Confesso que, ao observar um menino com seus cinco ou seis anos de idade, fixando o olhar nas minhas madeixas vermelhas, o som alto sequer atrapalhou minha audição. Pude ouvir a mãe da criança falar em um tom ameaçador: “-Viu só? Se você ficar chorando, ela vai te pegar!”.
Em que tipo de “Bruxa do setenta e um” eu havia me transformado? Logo eu, que no mesmo dia alimentei dois cachorros de rua, ajudei alguns internautas que não conheciam a barra de rolagem e ainda transportei minhas sacolinhas ecológicas ao supermercado! Entre duas opções, restava uma dúvida: ou aquela frase saía da boca de alguém que não fazia a menor idéia de seu significado, ou então, Deus castigava meninas ruivas que fingiam dormir no ônibus para não ceder seus lugares a outros passageiros. (Dúvida cruel!).
Adormeci, passados cinqüenta minutos. No dia seguinte, bastou entrar em um restaurante para descobrir meu novo apelido. Pensava que tudo se limitava a uma insanidade qualquer, aliás, era realmente uma loucura... mas acontecia realmente e, eu não podia fugir daquilo! Um menino me olhava, enquanto o pai me convencia: “- Você não é um E.T? Diz pra ele, diz! Diz que você é um E.T!”. Assustada, pensei em escapar dali, mas quando dei por mim já falava ao menino “- Seu pai tem razão. Sou um E.T!”.
Céus! Que extraterrestre trabalhava quatro horas além de sua carga horária, ajudava um cego a entrar na condução e ainda dava vestimenta ao mendigo? A resposta era: eu! E cansava, esgotava-me ao perceber que vivia em um mundo onde o original era igual e onde a personalidade assustava, modificava os conceitos.

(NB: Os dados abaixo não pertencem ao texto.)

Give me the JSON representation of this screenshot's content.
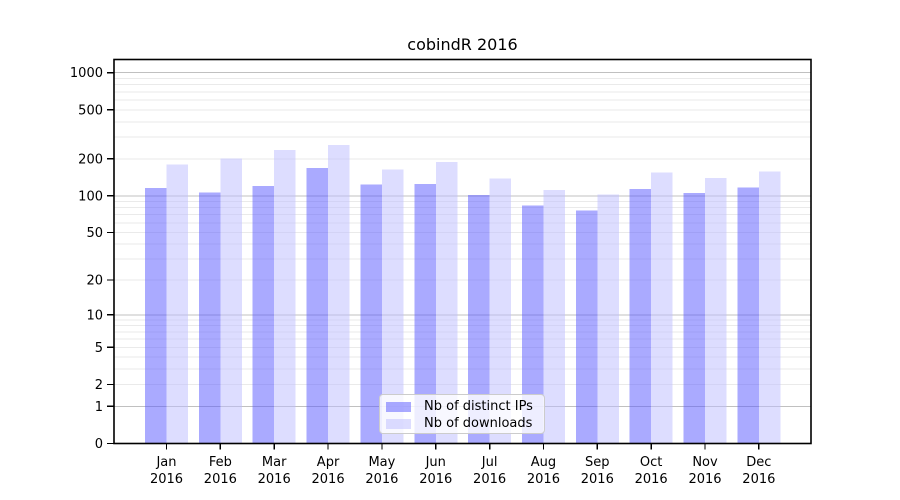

Enquanto me acomodava no banco da praça para ler um romance, pensava no episódio da semana anterior. Estava num salão de beleza, no momento em que uma desconhecida disse: “- Nossa! Isso é tinta de cabelo mesmo? Você é corajosa, hein!”. Minha vontade foi responder que a tinta não era de cabelo, e sim de uma impressora que eu havia consertado. Em relação à coragem, contive-me para criticar o mau uso da palavra e dizer que bastaria uma peruca ruiva no Scooby Doo para que ele se tornasse visivelmente corajoso. Acabada a lembrança, concentrei-me no livro.
A leitura foi interrompida por um senhor, que aparentava ter uns oitenta anos. Ele sentou-se ao meu lado e fez algumas perguntas irrelevantes. Pacientemente, respondi uma a uma. Meu ônibus chegou e, no momento da despedida, ele disse: “- Gostei muito da cor que você pintou o cabelo”. Ao sorrir, todo o meu desconforto foi-se embora e deu lugar a uma certeza: Nada melhor que um velho para combater o preconceito com o novo!”.